A thoughtful, empirical and independent study from Purdue University says . . .

Quote:
Source:  Vulnerabilities and Patches of Open Source Software:  An Empirical Study

Greetings, MrMagoo.  I too like the fact that the Purdue study demonstrates a slight advantage for open-source operating systems - it suggests that the authors are really being “fair.”  It is good to note, though, that the research found a “lack of statistical significance on several measures,” meaning that the observed advantage for open source is not reliably different than what one would expect on the basis of chance.

I wouldn’t use the Purdue study to argue that Windows is more secure than Linux (or the opposite), but it might cause a thoughtful reader to at least question the merit of adopting an unwavering “Linux is more secure than Windows” position.
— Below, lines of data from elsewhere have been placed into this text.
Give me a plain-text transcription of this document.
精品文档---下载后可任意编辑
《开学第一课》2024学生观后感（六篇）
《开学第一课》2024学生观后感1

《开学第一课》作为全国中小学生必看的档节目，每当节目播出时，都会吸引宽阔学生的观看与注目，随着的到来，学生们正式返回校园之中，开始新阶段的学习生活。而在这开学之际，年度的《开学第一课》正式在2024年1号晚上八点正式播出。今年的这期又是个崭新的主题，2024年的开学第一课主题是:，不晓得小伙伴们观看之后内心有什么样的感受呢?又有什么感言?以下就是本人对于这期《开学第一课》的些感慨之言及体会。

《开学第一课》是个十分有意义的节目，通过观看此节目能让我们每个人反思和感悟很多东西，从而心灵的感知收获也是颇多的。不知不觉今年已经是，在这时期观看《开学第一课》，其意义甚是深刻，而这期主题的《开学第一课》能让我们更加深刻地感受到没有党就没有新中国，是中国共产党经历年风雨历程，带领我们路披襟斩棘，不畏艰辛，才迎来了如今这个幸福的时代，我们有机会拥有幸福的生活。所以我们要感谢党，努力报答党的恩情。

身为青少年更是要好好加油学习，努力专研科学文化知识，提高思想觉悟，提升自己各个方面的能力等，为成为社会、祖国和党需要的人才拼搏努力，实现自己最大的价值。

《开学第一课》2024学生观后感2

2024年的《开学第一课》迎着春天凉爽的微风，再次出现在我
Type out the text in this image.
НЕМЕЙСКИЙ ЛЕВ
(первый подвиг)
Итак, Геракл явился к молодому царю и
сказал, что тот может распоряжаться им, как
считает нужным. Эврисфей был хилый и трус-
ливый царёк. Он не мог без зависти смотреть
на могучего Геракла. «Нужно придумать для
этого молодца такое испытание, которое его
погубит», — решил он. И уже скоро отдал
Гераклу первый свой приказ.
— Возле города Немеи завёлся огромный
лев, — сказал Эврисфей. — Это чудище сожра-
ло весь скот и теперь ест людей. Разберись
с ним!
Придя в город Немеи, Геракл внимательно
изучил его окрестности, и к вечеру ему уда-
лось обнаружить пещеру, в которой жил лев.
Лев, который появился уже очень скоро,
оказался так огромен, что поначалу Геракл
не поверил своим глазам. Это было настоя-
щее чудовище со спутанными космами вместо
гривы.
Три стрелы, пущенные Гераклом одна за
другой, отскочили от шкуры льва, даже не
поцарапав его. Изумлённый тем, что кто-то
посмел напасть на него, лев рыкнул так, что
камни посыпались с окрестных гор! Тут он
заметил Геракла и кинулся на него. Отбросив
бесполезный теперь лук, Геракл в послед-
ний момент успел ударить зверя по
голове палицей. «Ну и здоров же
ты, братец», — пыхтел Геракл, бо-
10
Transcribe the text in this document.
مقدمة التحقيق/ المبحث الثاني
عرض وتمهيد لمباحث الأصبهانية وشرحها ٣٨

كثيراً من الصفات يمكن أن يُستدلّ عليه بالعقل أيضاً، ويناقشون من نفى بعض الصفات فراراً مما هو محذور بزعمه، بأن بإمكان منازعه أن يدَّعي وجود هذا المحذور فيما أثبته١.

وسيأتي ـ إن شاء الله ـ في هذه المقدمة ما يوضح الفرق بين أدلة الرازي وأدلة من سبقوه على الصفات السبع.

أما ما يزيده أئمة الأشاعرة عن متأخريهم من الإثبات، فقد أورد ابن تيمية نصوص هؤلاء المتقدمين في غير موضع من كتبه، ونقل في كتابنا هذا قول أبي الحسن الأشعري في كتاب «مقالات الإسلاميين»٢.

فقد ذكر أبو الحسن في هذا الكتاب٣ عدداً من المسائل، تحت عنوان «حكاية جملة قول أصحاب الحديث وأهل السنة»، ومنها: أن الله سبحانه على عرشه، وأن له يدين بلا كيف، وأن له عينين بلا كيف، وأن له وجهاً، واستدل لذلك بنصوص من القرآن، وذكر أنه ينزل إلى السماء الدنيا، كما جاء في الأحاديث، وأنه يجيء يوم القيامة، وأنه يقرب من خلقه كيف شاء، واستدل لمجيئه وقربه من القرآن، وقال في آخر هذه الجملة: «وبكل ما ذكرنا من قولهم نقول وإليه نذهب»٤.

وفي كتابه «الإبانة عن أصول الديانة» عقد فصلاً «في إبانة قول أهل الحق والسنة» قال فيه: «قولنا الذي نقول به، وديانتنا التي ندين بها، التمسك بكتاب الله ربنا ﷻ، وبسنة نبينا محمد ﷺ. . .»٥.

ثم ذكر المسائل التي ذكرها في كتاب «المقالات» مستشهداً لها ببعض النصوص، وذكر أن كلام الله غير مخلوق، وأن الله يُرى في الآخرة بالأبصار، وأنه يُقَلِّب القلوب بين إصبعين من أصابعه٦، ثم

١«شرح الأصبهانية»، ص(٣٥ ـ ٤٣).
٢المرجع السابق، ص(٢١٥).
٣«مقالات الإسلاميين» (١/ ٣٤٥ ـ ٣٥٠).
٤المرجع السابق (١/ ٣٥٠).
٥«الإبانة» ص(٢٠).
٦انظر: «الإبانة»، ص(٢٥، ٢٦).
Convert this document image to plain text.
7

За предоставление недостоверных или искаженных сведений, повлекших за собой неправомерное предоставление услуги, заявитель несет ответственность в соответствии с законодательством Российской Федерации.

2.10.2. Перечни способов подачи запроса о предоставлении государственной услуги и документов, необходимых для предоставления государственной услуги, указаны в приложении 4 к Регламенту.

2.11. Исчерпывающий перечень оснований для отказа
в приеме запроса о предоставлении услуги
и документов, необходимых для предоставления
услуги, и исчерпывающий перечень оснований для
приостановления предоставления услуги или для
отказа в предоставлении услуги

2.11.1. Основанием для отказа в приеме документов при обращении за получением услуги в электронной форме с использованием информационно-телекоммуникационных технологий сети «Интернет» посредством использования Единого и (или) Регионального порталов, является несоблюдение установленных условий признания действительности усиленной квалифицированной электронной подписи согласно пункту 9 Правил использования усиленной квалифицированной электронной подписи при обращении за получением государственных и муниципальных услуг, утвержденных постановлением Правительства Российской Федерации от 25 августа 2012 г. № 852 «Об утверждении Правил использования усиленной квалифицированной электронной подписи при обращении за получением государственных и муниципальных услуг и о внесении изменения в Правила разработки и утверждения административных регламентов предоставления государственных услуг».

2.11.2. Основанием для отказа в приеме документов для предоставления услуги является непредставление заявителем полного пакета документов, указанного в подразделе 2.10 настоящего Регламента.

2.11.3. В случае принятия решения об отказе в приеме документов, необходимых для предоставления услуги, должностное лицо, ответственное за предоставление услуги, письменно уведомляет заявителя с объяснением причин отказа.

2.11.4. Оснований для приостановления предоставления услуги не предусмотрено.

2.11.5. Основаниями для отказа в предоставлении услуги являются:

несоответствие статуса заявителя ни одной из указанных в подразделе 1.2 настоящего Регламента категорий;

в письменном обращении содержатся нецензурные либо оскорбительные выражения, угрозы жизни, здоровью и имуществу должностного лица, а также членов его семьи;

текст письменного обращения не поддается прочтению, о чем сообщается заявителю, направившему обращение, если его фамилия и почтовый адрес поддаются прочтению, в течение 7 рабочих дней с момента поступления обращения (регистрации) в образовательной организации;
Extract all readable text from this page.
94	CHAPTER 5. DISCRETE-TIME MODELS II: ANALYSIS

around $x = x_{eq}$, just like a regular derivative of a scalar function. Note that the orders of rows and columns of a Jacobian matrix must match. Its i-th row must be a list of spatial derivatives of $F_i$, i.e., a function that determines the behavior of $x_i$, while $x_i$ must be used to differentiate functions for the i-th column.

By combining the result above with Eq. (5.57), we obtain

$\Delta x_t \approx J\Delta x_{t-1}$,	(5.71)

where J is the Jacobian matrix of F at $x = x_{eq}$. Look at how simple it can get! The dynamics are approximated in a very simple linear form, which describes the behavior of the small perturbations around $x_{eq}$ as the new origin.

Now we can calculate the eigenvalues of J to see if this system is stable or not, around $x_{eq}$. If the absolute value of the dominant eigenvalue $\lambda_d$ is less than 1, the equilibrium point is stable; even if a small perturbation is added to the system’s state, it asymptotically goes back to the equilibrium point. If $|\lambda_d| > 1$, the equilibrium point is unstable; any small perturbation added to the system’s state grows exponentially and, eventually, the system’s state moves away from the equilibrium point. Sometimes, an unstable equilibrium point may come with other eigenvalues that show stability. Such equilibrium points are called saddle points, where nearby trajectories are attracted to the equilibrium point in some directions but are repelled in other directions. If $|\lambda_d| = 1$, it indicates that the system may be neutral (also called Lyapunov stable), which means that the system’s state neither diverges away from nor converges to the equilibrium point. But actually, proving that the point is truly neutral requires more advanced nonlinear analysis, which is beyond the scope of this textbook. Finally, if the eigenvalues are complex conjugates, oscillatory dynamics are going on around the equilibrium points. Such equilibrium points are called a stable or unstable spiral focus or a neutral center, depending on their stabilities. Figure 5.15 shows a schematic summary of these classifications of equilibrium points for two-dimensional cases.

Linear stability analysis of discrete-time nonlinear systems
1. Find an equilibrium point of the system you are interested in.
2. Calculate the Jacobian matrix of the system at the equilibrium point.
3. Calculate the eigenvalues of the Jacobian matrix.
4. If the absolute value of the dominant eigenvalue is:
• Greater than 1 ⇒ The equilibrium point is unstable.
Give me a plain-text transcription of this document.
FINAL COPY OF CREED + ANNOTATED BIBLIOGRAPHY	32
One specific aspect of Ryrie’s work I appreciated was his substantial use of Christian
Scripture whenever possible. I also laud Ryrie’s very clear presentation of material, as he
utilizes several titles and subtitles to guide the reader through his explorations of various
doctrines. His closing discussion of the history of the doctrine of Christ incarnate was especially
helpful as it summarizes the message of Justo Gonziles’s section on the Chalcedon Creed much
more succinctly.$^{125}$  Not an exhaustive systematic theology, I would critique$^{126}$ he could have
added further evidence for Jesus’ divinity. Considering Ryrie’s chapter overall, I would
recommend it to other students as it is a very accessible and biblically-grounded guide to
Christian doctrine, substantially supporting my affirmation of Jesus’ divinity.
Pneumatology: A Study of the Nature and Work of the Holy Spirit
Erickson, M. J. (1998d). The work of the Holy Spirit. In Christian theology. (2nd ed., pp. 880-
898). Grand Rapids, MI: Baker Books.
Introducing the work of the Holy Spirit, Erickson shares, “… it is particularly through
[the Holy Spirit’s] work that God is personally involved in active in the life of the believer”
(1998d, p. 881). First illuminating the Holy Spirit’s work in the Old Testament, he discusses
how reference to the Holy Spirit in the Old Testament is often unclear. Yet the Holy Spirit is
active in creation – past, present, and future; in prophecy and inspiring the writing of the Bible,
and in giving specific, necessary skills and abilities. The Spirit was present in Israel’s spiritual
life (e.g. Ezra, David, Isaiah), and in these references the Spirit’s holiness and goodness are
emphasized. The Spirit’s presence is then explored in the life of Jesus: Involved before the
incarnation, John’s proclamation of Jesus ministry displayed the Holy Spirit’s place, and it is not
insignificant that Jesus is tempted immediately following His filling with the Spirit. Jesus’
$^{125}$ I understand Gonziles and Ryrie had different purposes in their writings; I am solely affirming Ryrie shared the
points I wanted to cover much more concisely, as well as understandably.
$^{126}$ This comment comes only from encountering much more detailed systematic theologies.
Red Hat actually achieved the same EAL4 rating a long time ago.  What everyone is excited about is that this rating also included the Labeled Security Protection Profile.  From the article:

Linux had already been certified at the EAL4 level, but this is the first time that the operating system has received the Labeled Security Protection Profile (LSPP) certification, which relates to its access-control features.

SE Linux was developed by Red Hat for Linux by request of the NSA.  About 5 years ago, no operating system met their criteria for security and user permissions.  They approached Red Hat about the issue, and Red Hat developed SE Linux to meet the NSA's needs.  So, while Windows does have an EAL4 rating, Red Hat with SE Linux is the only thing the NSA will use for their own most sensitive systems. 

This is why whenever someone shows me a study about how Windows or some other operating system is better secured than Red Hat, my first questions is always "Was SE Linux turned on for the Red Hat systems studied?"  The answer is "no" about 10% of the time and "The study didn't mention that" the other 90%.  Its almost like me turning my Windows firewall off and then doing a study about how fast someone can hack into the machine.